Compact Number Formatting and Fraction Digits

Gunnar Morling gunnar at hibernate.org
Thu Jan 17 17:42:26 UTC 2019


> this could be a good value add to introduce an API [...]

Should I file a JDK issue then (not sure I can even)?

> Wouldn’t this be accomplished with setMaximumFractionDigits(1) ?

That wouldn't achieve that there's no fraction digit(s) in case of
trailing 0s. With min and max fraction digits set to 1, there'll
always be exactly one fraction digit. So having an API that'd allow to
remove trailing 0s would be very welcomed.

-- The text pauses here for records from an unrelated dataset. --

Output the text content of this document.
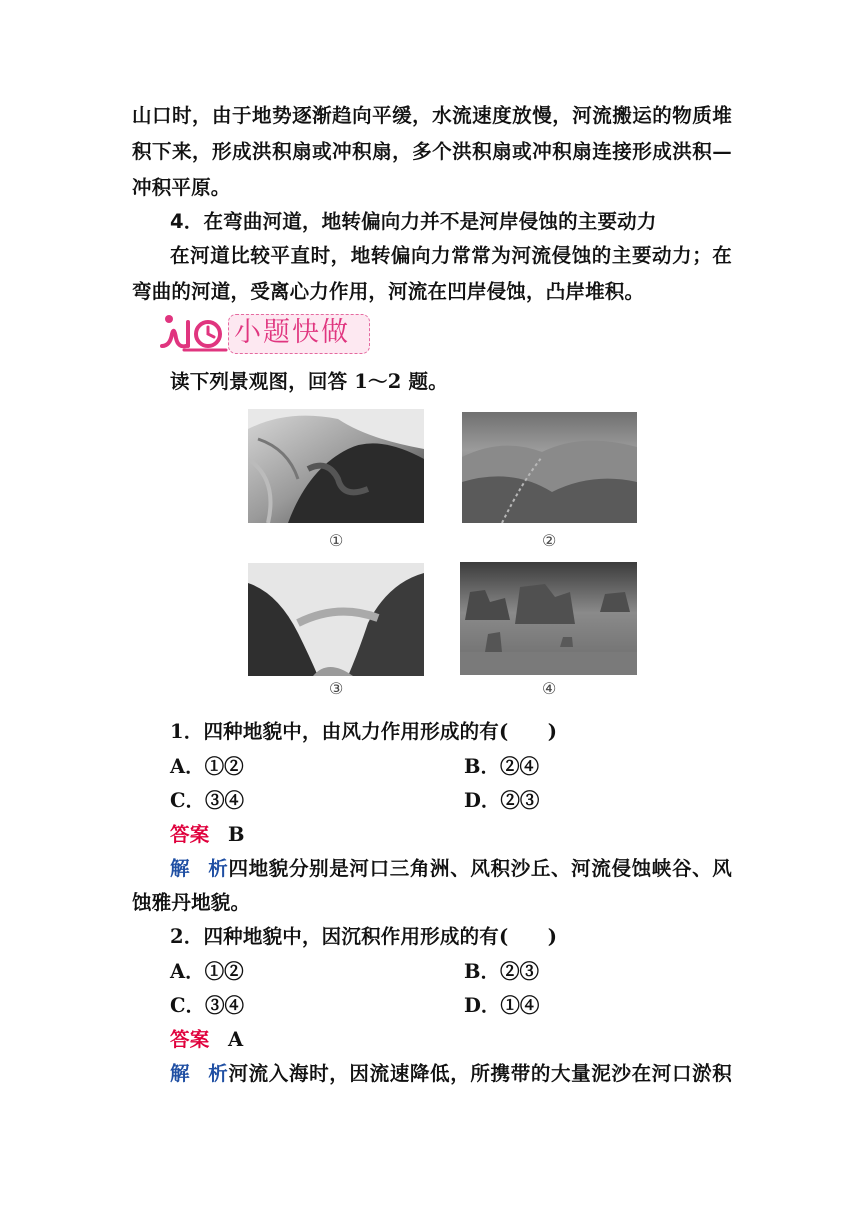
山口时，由于地势逐渐趋向平缓，水流速度放慢，河流搬运的物质堆
积下来，形成洪积扇或冲积扇，多个洪积扇或冲积扇连接形成洪积—
冲积平原。
4．在弯曲河道，地转偏向力并不是河岸侵蚀的主要动力
在河道比较平直时，地转偏向力常常为河流侵蚀的主要动力；在
弯曲的河道，受离心力作用，河流在凹岸侵蚀，凸岸堆积。
小题快做
读下列景观图，回答 1～2 题。
①	②
③	④
1．四种地貌中，由风力作用形成的有(　　)
A．①②	B．②④
C．③④	D．②③
答案 B
解析四地貌分别是河口三角洲、风积沙丘、河流侵蚀峡谷、风
蚀雅丹地貌。
2．四种地貌中，因沉积作用形成的有(　　)
A．①②	B．②③
C．③④	D．①④
答案 A
解析河流入海时，因流速降低，所携带的大量泥沙在河口淤积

Btw. another suggestion I'd have is to document guarantees in terms of
thread-safety of CompactNumberFormat. It's a common mistake to use
SimpleDateFormat concurrently from multiple threads (although its docs
even state that this is incorrect). So CNF should at least document
its behaviour (or even allow for concurrent access, if feasible).

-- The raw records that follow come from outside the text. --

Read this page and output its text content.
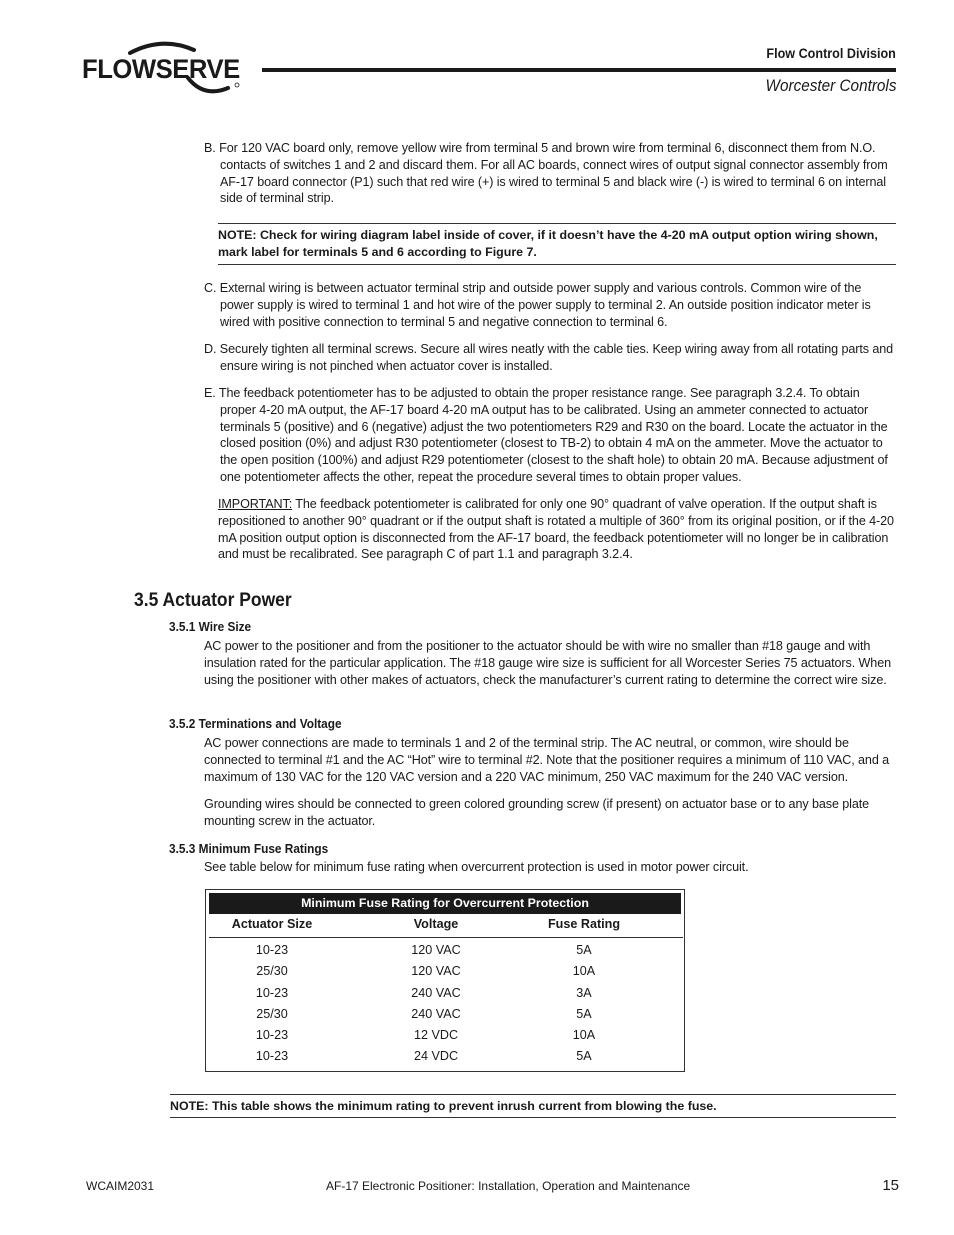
FLOWSERVE
Flow Control Division
Worcester Controls
B. For 120 VAC board only, remove yellow wire from terminal 5 and brown wire from terminal 6, disconnect them from N.O. contacts of switches 1 and 2 and discard them. For all AC boards, connect wires of output signal connector assembly from AF-17 board connector (P1) such that red wire (+) is wired to terminal 5 and black wire (-) is wired to terminal 6 on internal side of terminal strip.
NOTE: Check for wiring diagram label inside of cover, if it doesn’t have the 4-20 mA output option wiring shown, mark label for terminals 5 and 6 according to Figure 7.
C. External wiring is between actuator terminal strip and outside power supply and various controls. Common wire of the power supply is wired to terminal 1 and hot wire of the power supply to terminal 2. An outside position indicator meter is wired with positive connection to terminal 5 and negative connection to terminal 6.
D. Securely tighten all terminal screws. Secure all wires neatly with the cable ties. Keep wiring away from all rotating parts and ensure wiring is not pinched when actuator cover is installed.
E. The feedback potentiometer has to be adjusted to obtain the proper resistance range. See paragraph 3.2.4. To obtain proper 4-20 mA output, the AF-17 board 4-20 mA output has to be calibrated. Using an ammeter connected to actuator terminals 5 (positive) and 6 (negative) adjust the two potentiometers R29 and R30 on the board. Locate the actuator in the closed position (0%) and adjust R30 potentiometer (closest to TB-2) to obtain 4 mA on the ammeter. Move the actuator to the open position (100%) and adjust R29 potentiometer (closest to the shaft hole) to obtain 20 mA. Because adjustment of one potentiometer affects the other, repeat the procedure several times to obtain proper values.
IMPORTANT: The feedback potentiometer is calibrated for only one 90° quadrant of valve operation. If the output shaft is repositioned to another 90° quadrant or if the output shaft is rotated a multiple of 360° from its original position, or if the 4-20 mA position output option is disconnected from the AF-17 board, the feedback potentiometer will no longer be in calibration and must be recalibrated. See paragraph C of part 1.1 and paragraph 3.2.4.
3.5 Actuator Power
3.5.1 Wire Size
AC power to the positioner and from the positioner to the actuator should be with wire no smaller than #18 gauge and with insulation rated for the particular application. The #18 gauge wire size is sufficient for all Worcester Series 75 actuators. When using the positioner with other makes of actuators, check the manufacturer’s current rating to determine the correct wire size.
3.5.2 Terminations and Voltage
AC power connections are made to terminals 1 and 2 of the terminal strip. The AC neutral, or common, wire should be connected to terminal #1 and the AC “Hot” wire to terminal #2. Note that the positioner requires a minimum of 110 VAC, and a maximum of 130 VAC for the 120 VAC version and a 220 VAC minimum, 250 VAC maximum for the 240 VAC version.
Grounding wires should be connected to green colored grounding screw (if present) on actuator base or to any base plate mounting screw in the actuator.
3.5.3 Minimum Fuse Ratings
See table below for minimum fuse rating when overcurrent protection is used in motor power circuit.
Minimum Fuse Rating for Overcurrent Protection
Actuator Size	Voltage	Fuse Rating
10-23	120 VAC	5A
25/30	120 VAC	10A
10-23	240 VAC	3A
25/30	240 VAC	5A
10-23	12 VDC	10A
10-23	24 VDC	5A
NOTE: This table shows the minimum rating to prevent inrush current from blowing the fuse.
WCAIM2031	AF-17 Electronic Positioner: Installation, Operation and Maintenance	15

Am Do., 17. Jan. 2019 um 15:50 Uhr schrieb Scott Palmer <swpalmer at gmail.com>:
>
> Wouldn’t this be accomplished with setMaximumFractionDigits(1) ?
>
> > On Jan 17, 2019, at 5:13 AM, Nishit Jain <nishit.jain at oracle.com> wrote:
> >
> > Hi Gunnar,
> >
> > Currently there is no way to obtain the below expected behavior (to get 1K) when min fraction digit is set to non-zero value. I think that is not even expected when min fraction digits is set, but considering the objective of compact number formatting this could be a good value add to introduce an API which if set, truncates trailing fractional zeros while formatting output. This may need some thought process on its feasibility.
> >
> > Regards,
> > Nishit Jain
> > On 17-01-2019 14:37, Gunnar Morling wrote:
> >> Hi,
> >>
> >> I took a look at the compact number formatting recently added in JDK 12.
> >>
> >> There's setMinimumFractionDigits() to control the number of fractional
> >> digits, so that e.g. 1,500 can be formatted as 1.5K. That's great, but
> >> it also will format 1,000 as 1.0K. Is there a way to have fractional
> >> digits but remove trailing zeros, so that 1,500 and 1,000 would be
> >> formatted as 1.5K and 1K, respectively?